Cuando se hace una enumeración, el bloque de poder antiperonista parece casi indestructible, más allá de las fuertes tensiones que tiene por dentro. Ahí están los siete grandes grupos económicos de la Argentina, la mayoría de los medios de comunicación, el grueso de la patria agropecuaria –principal sector exportador–, el sistema financiero especulativo, la mayoría de los jueces del fuero federal. El brazo político lo forma una coalición de partidos (Juntos por el Cambio) que ha logrado mantenerse cohesionada a pesar de internas salvajes, que incluyen el espionaje a los propios, y que cosecha el 40% de los votos de modo estable en las últimas tres elecciones. Este bloque tiene además la preferencia de la potencia hegemónica hemisférica, Estados Unidos.

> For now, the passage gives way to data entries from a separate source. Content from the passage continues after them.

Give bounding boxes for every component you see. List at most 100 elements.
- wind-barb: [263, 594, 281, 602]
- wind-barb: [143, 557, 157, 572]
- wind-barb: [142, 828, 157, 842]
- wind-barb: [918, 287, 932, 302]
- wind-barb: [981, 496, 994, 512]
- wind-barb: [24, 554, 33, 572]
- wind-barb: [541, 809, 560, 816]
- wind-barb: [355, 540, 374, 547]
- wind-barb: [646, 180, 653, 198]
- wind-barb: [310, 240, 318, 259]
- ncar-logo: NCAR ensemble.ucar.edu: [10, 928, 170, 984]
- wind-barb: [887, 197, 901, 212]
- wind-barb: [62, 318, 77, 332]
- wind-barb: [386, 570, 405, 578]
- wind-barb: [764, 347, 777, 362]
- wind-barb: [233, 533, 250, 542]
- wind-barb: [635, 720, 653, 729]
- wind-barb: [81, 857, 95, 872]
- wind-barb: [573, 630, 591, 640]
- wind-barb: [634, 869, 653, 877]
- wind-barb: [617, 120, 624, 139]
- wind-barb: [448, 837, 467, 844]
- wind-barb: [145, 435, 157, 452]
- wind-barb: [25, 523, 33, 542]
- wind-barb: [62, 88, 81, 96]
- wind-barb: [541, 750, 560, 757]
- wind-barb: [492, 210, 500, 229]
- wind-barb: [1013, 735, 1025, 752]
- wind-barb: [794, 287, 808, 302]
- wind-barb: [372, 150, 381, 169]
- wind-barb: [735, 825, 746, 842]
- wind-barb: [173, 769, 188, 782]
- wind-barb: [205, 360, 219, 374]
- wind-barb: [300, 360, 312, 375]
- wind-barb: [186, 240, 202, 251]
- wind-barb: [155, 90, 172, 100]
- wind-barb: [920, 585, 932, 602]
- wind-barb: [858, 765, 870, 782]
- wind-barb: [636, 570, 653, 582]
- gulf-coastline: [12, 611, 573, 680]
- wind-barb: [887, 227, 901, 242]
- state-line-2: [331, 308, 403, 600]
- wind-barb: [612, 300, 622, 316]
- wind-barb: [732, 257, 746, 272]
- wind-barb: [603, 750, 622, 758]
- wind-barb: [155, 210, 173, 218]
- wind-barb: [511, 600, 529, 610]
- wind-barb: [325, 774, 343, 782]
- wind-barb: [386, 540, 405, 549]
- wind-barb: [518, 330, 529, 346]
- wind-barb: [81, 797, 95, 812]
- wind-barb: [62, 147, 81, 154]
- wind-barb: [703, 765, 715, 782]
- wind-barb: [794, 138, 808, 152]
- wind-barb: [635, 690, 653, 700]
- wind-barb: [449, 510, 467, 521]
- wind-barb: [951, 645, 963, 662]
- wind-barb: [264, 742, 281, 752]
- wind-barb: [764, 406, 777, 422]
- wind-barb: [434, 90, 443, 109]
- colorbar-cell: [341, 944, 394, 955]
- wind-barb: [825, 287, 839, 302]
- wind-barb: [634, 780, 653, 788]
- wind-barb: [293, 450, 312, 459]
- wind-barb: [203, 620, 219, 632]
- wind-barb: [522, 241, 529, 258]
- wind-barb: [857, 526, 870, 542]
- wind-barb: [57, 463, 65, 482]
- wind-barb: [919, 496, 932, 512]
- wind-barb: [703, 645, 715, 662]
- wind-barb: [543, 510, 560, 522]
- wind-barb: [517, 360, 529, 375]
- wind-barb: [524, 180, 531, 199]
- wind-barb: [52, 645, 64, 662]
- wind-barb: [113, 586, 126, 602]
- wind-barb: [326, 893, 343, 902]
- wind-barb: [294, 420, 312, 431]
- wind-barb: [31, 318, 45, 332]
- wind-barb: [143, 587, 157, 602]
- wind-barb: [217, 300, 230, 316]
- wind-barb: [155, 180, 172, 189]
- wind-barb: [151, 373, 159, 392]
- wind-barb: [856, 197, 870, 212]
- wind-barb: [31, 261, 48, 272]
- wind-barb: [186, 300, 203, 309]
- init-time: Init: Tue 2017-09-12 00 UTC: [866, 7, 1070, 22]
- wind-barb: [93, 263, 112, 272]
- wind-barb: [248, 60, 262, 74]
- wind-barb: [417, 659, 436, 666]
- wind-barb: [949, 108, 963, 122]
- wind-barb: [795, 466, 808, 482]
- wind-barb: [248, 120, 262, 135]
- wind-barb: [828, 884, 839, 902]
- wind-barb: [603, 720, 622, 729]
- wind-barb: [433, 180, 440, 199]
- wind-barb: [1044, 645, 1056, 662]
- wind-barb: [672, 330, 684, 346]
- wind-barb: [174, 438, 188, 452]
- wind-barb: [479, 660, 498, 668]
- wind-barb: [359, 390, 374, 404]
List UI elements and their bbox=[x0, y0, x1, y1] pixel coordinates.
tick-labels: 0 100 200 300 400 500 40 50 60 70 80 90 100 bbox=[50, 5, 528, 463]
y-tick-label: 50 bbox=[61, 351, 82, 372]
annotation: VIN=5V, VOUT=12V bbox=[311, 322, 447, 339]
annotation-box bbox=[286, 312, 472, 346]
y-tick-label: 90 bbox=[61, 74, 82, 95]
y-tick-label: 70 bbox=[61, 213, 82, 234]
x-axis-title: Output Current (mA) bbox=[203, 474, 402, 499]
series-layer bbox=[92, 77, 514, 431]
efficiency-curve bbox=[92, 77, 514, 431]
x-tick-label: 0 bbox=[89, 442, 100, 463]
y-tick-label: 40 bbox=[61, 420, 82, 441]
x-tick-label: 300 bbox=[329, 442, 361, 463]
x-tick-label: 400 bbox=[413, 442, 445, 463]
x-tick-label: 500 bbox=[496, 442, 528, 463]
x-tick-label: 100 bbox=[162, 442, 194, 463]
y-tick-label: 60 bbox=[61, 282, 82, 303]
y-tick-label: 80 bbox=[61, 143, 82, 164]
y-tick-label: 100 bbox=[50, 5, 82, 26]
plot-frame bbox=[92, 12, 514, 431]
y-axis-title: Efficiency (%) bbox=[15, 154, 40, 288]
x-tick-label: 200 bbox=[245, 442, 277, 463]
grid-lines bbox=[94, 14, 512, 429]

¿Por qué fracasó semejante suma de poder durante del gobierno de Mauricio Macri, si por si fuera poco gobernaban la Nación, la CABA y la Provincia de Buenos Aires? Cualquier respuesta será reduccionista, pero no hay otra forma de arriesgar una síntesis: por el modelo que pretendieron (y pretenden) instalar. Simplemente no funciona. ¿Produce retroceso social pero con crecimiento económico, con esa vieja idea de la derecha latinoamericana del «costo social del desarrollo», basada en la creencia de que empobrecer a la población multiplica la inversión porque bajan los salarios? No pasó. De hecho hubo más inversión con Cristina, cerca del 20% del PBI, que con Macri, cuando el indicador bajó al 15% del producto en promedio. ¿Sirvió para bajar la inflación? No. Macri la duplicó con las recetas que impulsó. ¿Mejoró el empleo? Tampoco. Recibió cerca del 6% de desempleo y lo dejó en alrededor del 9. Ahora, con el gobierno de Alberto Fernández, el indicador volvió a los valores anteriores a la gestión Cambiemos.
A estos datos ya conocidos hay que agregarle el más grave de toda esa gestión que fue haber endeudado al país en dólares a una velocidad que compite con Flash Gordon y en una magnitud hasta ese momento desconocida.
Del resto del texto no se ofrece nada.